Harry miró furtivamente a Tamar, que bebía su café. Aunque enemiga de la tecnología de la refrigeración, la blusa húmeda había empezado a pegarse a su piel. Apartó la vista.

—¿Es clienta de este bar?

—Estuve estacionada en un campamento del ejército, cerca de aquí. Venía muy a menudo.

Con Ze’ev, pensó Harry. Que había sido desterrado con un «ajá».

Terminaron el café y se despidieron de Micha.

—Demasiados soldados. Haciendo maniobras. La gente con la que va a reunirse no vendrá aquí, ya lo verá —dijo ella cuando estuvieron en el coche—. Tenían miedo de reunirse con usted en Jerusalén. No van a sentarse en medio de todos estos soldados israelíes.

Harry gruñó. Había tenido el cuidado de no pedirle su opinión.

Cuando encontró el hotel, supo que no había ningún mensaje para él. Hablaron poco durante la cena. Ella le aconsejó que pidiera pollo. Él pidió ternera, que resultó dura.

Poco antes de que oscureciera, un camello salió del desierto y empezó a comerse el arriate de flores de la parte de atrás del hotel. El recepcionista lo espantó con maldiciones y piedras.

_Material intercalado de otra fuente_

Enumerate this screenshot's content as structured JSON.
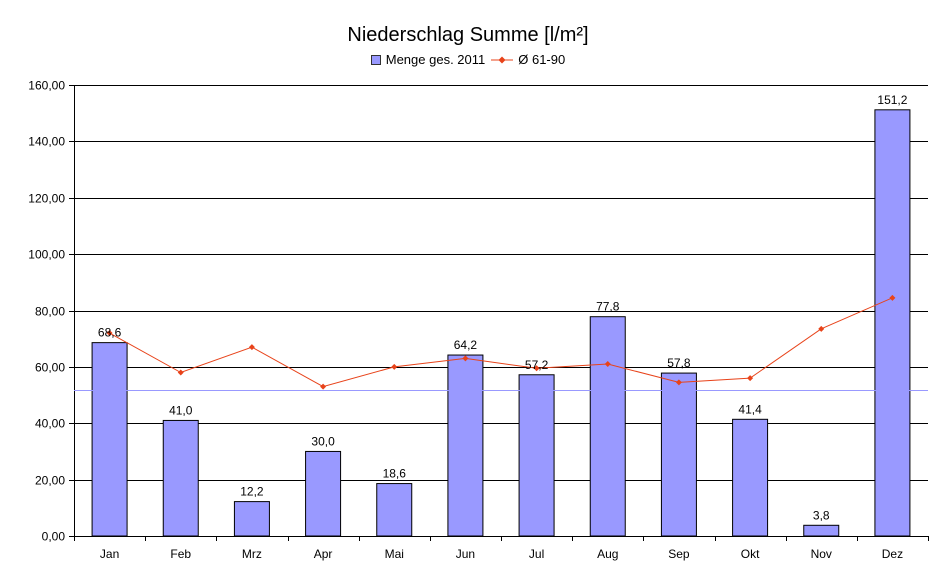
{
  "chart_data": {
    "type": "bar",
    "title": "Niederschlag Summe [l/m²]",
    "categories": [
      "Jan",
      "Feb",
      "Mrz",
      "Apr",
      "Mai",
      "Jun",
      "Jul",
      "Aug",
      "Sep",
      "Okt",
      "Nov",
      "Dez"
    ],
    "series": [
      {
        "name": "Menge ges. 2011",
        "kind": "bar",
        "color": "#9999ff",
        "values": [
          68.6,
          41.0,
          12.2,
          30.0,
          18.6,
          64.2,
          57.2,
          77.8,
          57.8,
          41.4,
          3.8,
          151.2
        ],
        "labels": [
          "68,6",
          "41,0",
          "12,2",
          "30,0",
          "18,6",
          "64,2",
          "57,2",
          "77,8",
          "57,8",
          "41,4",
          "3,8",
          "151,2"
        ]
      },
      {
        "name": "Ø 61-90",
        "kind": "line",
        "color": "#e8431a",
        "values": [
          72,
          58,
          67,
          53,
          60,
          63,
          59.5,
          61,
          54.5,
          56,
          73.5,
          84.5
        ]
      }
    ],
    "reference_line": {
      "value": 51.9,
      "color": "#9999ff"
    },
    "yticks": [
      "0,00",
      "20,00",
      "40,00",
      "60,00",
      "80,00",
      "100,00",
      "120,00",
      "140,00",
      "160,00"
    ],
    "ylim": [
      0,
      160
    ],
    "grid": true,
    "legend_position": "top"
  }
}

Por la mañana, cuando atravesó el vestíbulo para reunirse con ella a tomar el desayuno, había otra carta para él en la recepción.

—Buenos días.


Boker tov
.

—¿Cómo son los huevos de aquí?

—Frescos.

Pidió huevos. Le dio la carta a ella y la miró mientras la leía. Le indicaban que regresara a Jerusalén y que esperara de nuevo en el hotel.

—O sea que usted tenía razón.

Ella lo miró.

—No le resulta difícil decirle eso a una mujer —comentó Tamar.

Él se encogió de hombros.

—La razón es la razón.

—Tampoco parece molesto por dar tantas vueltas inútiles.

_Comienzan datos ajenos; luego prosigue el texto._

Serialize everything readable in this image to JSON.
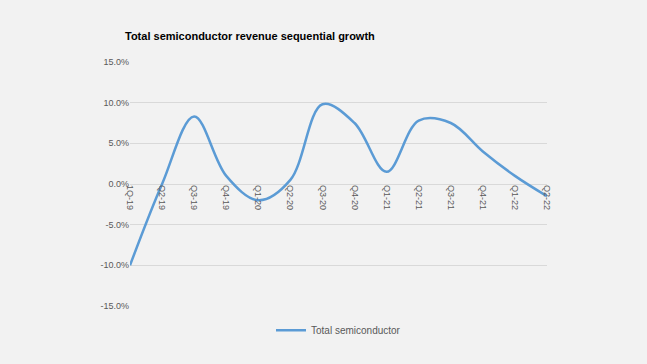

—Tal vez no sean vueltas inútiles. Cuando uno se ocupa de objetos minúsculos que valen grandes sumas de dinero, el negarse a hacer negocios en un lugar inseguro es digno de elogio.

—¿Ahora volvemos a Jerusalén y esperamos en el hotel?

—Ahora volvemos a Jerusalén. Si llaman y no estoy, volverán a llamar. ¿Querrá mostrarme la ciudad?

Ella le sonrió.

—Con mucho gusto.

Nunca había visitado la Vía Dolorosa ni las iglesias, le comentó mientras recorrían el camino de regreso.

—No me gusta el este de Jerusalén. Se pueden ver cosas mucho más interesantes en la Ciudad Nueva.

—En realidad yo quiero ver la Vía Dolorosa.

Ella asintió. Pero cuando llegaron a Jerusalén, le dolía la cabeza.

De modo que se fue solo. Entró en la Ciudad Vieja por la Puerta de Herodes, pasando literalmente del oeste al este, por un laberinto de callejones estrechos. Estaban atestados de gente y sólo se oían las ruidosas discusiones de los comerciantes. Harry estaba seguro de que, salvo por las antenas de televisión que se elevaban en antiguos tejados de piedra y por los letreros de Coca–Cola y máquinas de coser Singer, nada había cambiado desde las Cruzadas.